第108話

「そりゃ最初は怖いさ。でも年を重ねるごとにスリルが快感になる。成功したときの達成感は大きいぞ」

「盗んで悪いなあとは思わないわけ?」

「思わないな。だって、向こうだって楽しんでる。ウィンウィンだろ」

「なんでよ。盗まれるほうは楽しくないでしょ」

「じゃあなんでわざわざ自分の畑に地雷を仕掛けるんだよ。スイカの一個や二個くれてやったほうが被害が少ないだろうがよ。本当に嫌ならスイカを作らなきゃいいんだし。つまり向こうも、あわよくば子どもをとっ捕まえて甚振いたぶりたいって腹なんだよ。お互い様だろ」

「…………」

 安治が黙ったのは、それが作り話なのか実話なのかを判断しようとしたためだ。すぐに、考えたところで答えは出ないと諦める。

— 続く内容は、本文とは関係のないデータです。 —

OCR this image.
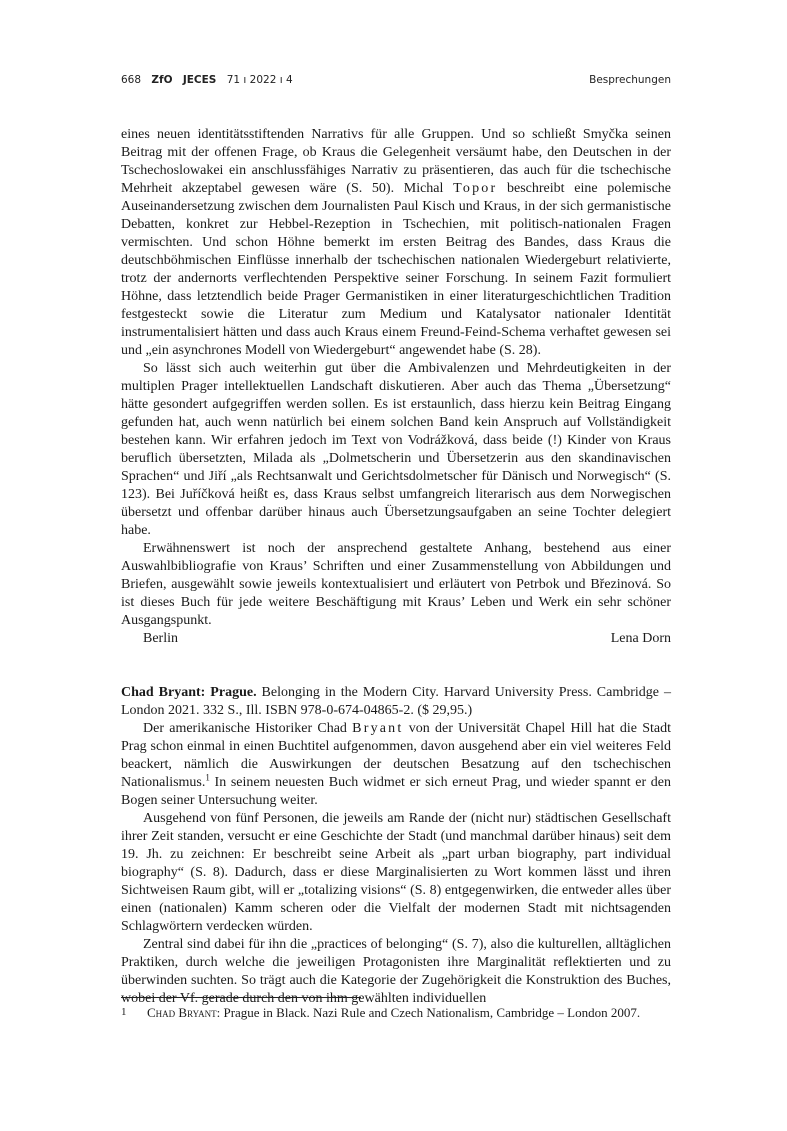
668 ZfO JECES 71 ı 2022 ı 4	Besprechungen

eines neuen identitätsstiftenden Narrativs für alle Gruppen. Und so schließt Smyčka seinen Beitrag mit der offenen Frage, ob Kraus die Gelegenheit versäumt habe, den Deutschen in der Tschechoslowakei ein anschlussfähiges Narrativ zu präsentieren, das auch für die tschechische Mehrheit akzeptabel gewesen wäre (S. 50). Michal Topor beschreibt eine polemische Auseinandersetzung zwischen dem Journalisten Paul Kisch und Kraus, in der sich germanistische Debatten, konkret zur Hebbel-Rezeption in Tschechien, mit politisch-nationalen Fragen vermischten. Und schon Höhne bemerkt im ersten Beitrag des Bandes, dass Kraus die deutschböhmischen Einflüsse innerhalb der tschechischen nationalen Wiedergeburt relativierte, trotz der andernorts verflechtenden Perspektive seiner Forschung. In seinem Fazit formuliert Höhne, dass letztendlich beide Prager Germanistiken in einer literaturgeschichtlichen Tradition festgesteckt sowie die Literatur zum Medium und Katalysator nationaler Identität instrumentalisiert hätten und dass auch Kraus einem Freund-Feind-Schema verhaftet gewesen sei und „ein asynchrones Modell von Wiedergeburt“ angewendet habe (S. 28).

So lässt sich auch weiterhin gut über die Ambivalenzen und Mehrdeutigkeiten in der multiplen Prager intellektuellen Landschaft diskutieren. Aber auch das Thema „Übersetzung“ hätte gesondert aufgegriffen werden sollen. Es ist erstaunlich, dass hierzu kein Beitrag Eingang gefunden hat, auch wenn natürlich bei einem solchen Band kein Anspruch auf Vollständigkeit bestehen kann. Wir erfahren jedoch im Text von Vodrážková, dass beide (!) Kinder von Kraus beruflich übersetzten, Milada als „Dolmetscherin und Übersetzerin aus den skandinavischen Sprachen“ und Jiří „als Rechtsanwalt und Gerichtsdolmetscher für Dänisch und Norwegisch“ (S. 123). Bei Juříčková heißt es, dass Kraus selbst umfangreich literarisch aus dem Norwegischen übersetzt und offenbar darüber hinaus auch Übersetzungsaufgaben an seine Tochter delegiert habe.

Erwähnenswert ist noch der ansprechend gestaltete Anhang, bestehend aus einer Auswahlbibliografie von Kraus’ Schriften und einer Zusammenstellung von Abbildungen und Briefen, ausgewählt sowie jeweils kontextualisiert und erläutert von Petrbok und Březinová. So ist dieses Buch für jede weitere Beschäftigung mit Kraus’ Leben und Werk ein sehr schöner Ausgangspunkt.

Berlin	Lena Dorn

Chad Bryant: Prague. Belonging in the Modern City. Harvard University Press. Cambridge – London 2021. 332 S., Ill. ISBN 978-0-674-04865-2. ($ 29,95.)

Der amerikanische Historiker Chad Bryant von der Universität Chapel Hill hat die Stadt Prag schon einmal in einen Buchtitel aufgenommen, davon ausgehend aber ein viel weiteres Feld beackert, nämlich die Auswirkungen der deutschen Besatzung auf den tschechischen Nationalismus.$^1$ In seinem neuesten Buch widmet er sich erneut Prag, und wieder spannt er den Bogen seiner Untersuchung weiter.

Ausgehend von fünf Personen, die jeweils am Rande der (nicht nur) städtischen Gesellschaft ihrer Zeit standen, versucht er eine Geschichte der Stadt (und manchmal darüber hinaus) seit dem 19. Jh. zu zeichnen: Er beschreibt seine Arbeit als „part urban biography, part individual biography“ (S. 8). Dadurch, dass er diese Marginalisierten zu Wort kommen lässt und ihren Sichtweisen Raum gibt, will er „totalizing visions“ (S. 8) entgegenwirken, die entweder alles über einen (nationalen) Kamm scheren oder die Vielfalt der modernen Stadt mit nichtsagenden Schlagwörtern verdecken würden.

Zentral sind dabei für ihn die „practices of belonging“ (S. 7), also die kulturellen, alltäglichen Praktiken, durch welche die jeweiligen Protagonisten ihre Marginalität reflektierten und zu überwinden suchten. So trägt auch die Kategorie der Zugehörigkeit die Konstruktion des Buches, wobei der Vf. gerade durch den von ihm gewählten individuellen

1	Chad Bryant: Prague in Black. Nazi Rule and Czech Nationalism, Cambridge – London 2007.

「ちなみにうちの伯母はそういうのが嫌いでな、ボクが参加したのを知ると、靴べらで叩かれる上に家から出してもらえなくなる。だから隠し通すまでがイベントなんだ」

「やんなきゃいいのに。やらないのが一番安全じゃん」

「何だよ、冷めてるな。それで部屋に籠もってアニメとゲームとエロビデオで一生を終えるつもりか?」

 唐突に軽蔑を含んだ声と眼差しを向けられて黙る。つまらない奴と思われたのだろう。言い返せない。

「ちなみにエロビデオは部屋のアバカスで観られるぞ」

 何を考えているのかいないのか、思いついたように情報を補足する。

「……ご親切にどうも」

 安治は何となく照れてそっぽを向いた。